6. Kepler’s law deals with …………. motion.
Answer – planetary

7. Hooke’s law state that within elastic limit stress is proportional to :
Answer – Strain

8. Value of Poisson’s ratio lies between :
Answer : –1 to 0.5

9. Explain why the blood pressure in humans is greater at the feet than at the brain?
Answer – The height of the blood column is quite larger at feet than at the brain. Consequently the blood pressure in human is greater at the feet than at the brain.

OR

Explain why the angle of contact of Mercury with glass is obtuse while that of water with glass is acute?
Answer – Mercury does not wet glass, so cohesive forces are greater than adhesive forces, hence angle of contact is obtuse. Water wets glass, so adhesive forces are greater, hence angle of contact is acute.

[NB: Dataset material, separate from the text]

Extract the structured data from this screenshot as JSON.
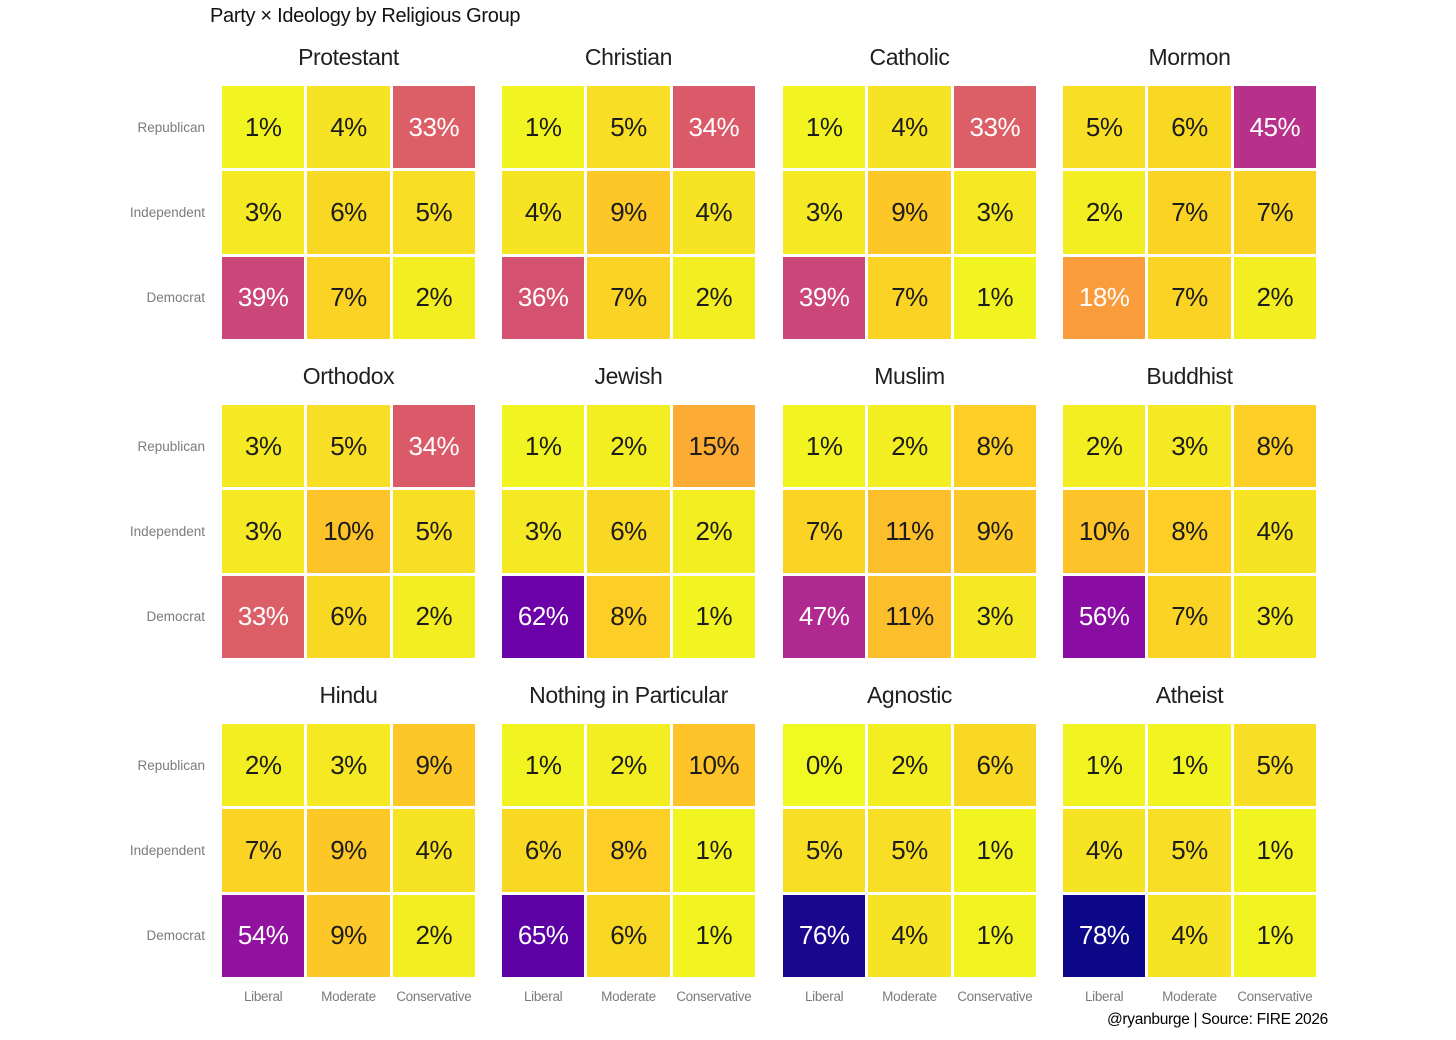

10. The climate of a harbour town is more temperate than that of a town in a desert at the same latitude?
Answer – The relative humidity of a harbour town is more than that of a desert town. Due to high specific heat of water the variation in the temperature of humid air is less. Hence the climate of a harbour town is without the extremes of hot or cold.

OR

Molar volume is the volume occupied by one mole of any ideal gas at standard temperature and pressure. Show that it is 22.4 litre.
Answer – At STP,
Temperature, T = 273 k
Pressure, P = 1 atm
Using ideal gas equation,
PV = nRT
For one mole of gas (n = 1),
V = RT/P = (8.314 × 273) / (1.013 × 10⁵) = 22.4 L
Molar volume at STP = 22.4 litre

11. Suppose there existed a planet that went around the sun twice as fast as the earth. What would be its orbital size as compared to that of the earth?
Answer – Kepler’s third law, T² ∝ R³
If the planet goes around the Sun twice as fast as Earth, T_p = T_e/2
(T_p/T_e)² = (R_p/R_e)³
(1/2)² = (R_p/R_e)³
R_p/R_e = (1/2)^2/3 = 0.63
R_p = 0.63 R_e

OR

Compute the fractional change in volume of a glass slab when subjected to a hydraulic pressure of 10 ATM.
Answer – Fractional change in volume is given by ∆V/V = P/K
Where,
P is applied pressure
R is bulk modulus of elasticity of glass
For glass, K = 5 × 10¹⁰ Nm^–2
Pressure applied,
P = 10 atm = 10 × 1.013 × 10⁵ = 1.013 × 10⁶ Nm^–2
∆V/V = (1.013 × 10⁶) / (5 × 10¹⁰) = 2.026 × 10^–5
Hence, the fractional change in volume of the glass slab is 2.026 × 10^–5.

12. A spring balance has a scale that reads from 0 to 50 kg. The length of the scale is 20 cm. A body suspended from this balance when displaced and released, oscillates with a period of 0.6 seconds. What is the weight of the body?
Answer – Maximum reading of spring balance = 50 kg
Length of scale = 20 cm = 0.20 m
Force corresponding to 50 kg,
F = mg = 50 × 9.8 = 490 N
So, spring constant:
k = F/x = 490/0.20 = 2450 Nm^–1
Time period of oscillation, T = 0.6 s
We know, T = 2π√m/k
m = T²k/4π²
m = (0.6 × 0.6 × 2450) / (4 × 3.14 × 3.14) = 22.36 kg
Weight of the body,
W = mg = 22.36 × 9.8 = 219.13 N

OR

Estimate the total number of air molecules (inclusive of oxygen, nitrogen, water vapour and other constituents) in a room of capacity 25 m³ at a temperature of 27° celsius and one atm pressure.
Answer – Air is treated as an ideal gas. Using the relation
PV = NkT
Given,
V = 25 m³
T = 27° C = 300 K
P = 1.013 × 10⁵ Nm^–2
k = 1.38 × 10^–23 JK^–1
N = PV/kT = (1.013 × 10⁵ × 25) / (1.38 × 10^–23 × 300) = 6.117 × 10²⁶
Thus, the total number of air molecules in the room is 6.117 × 10²⁶.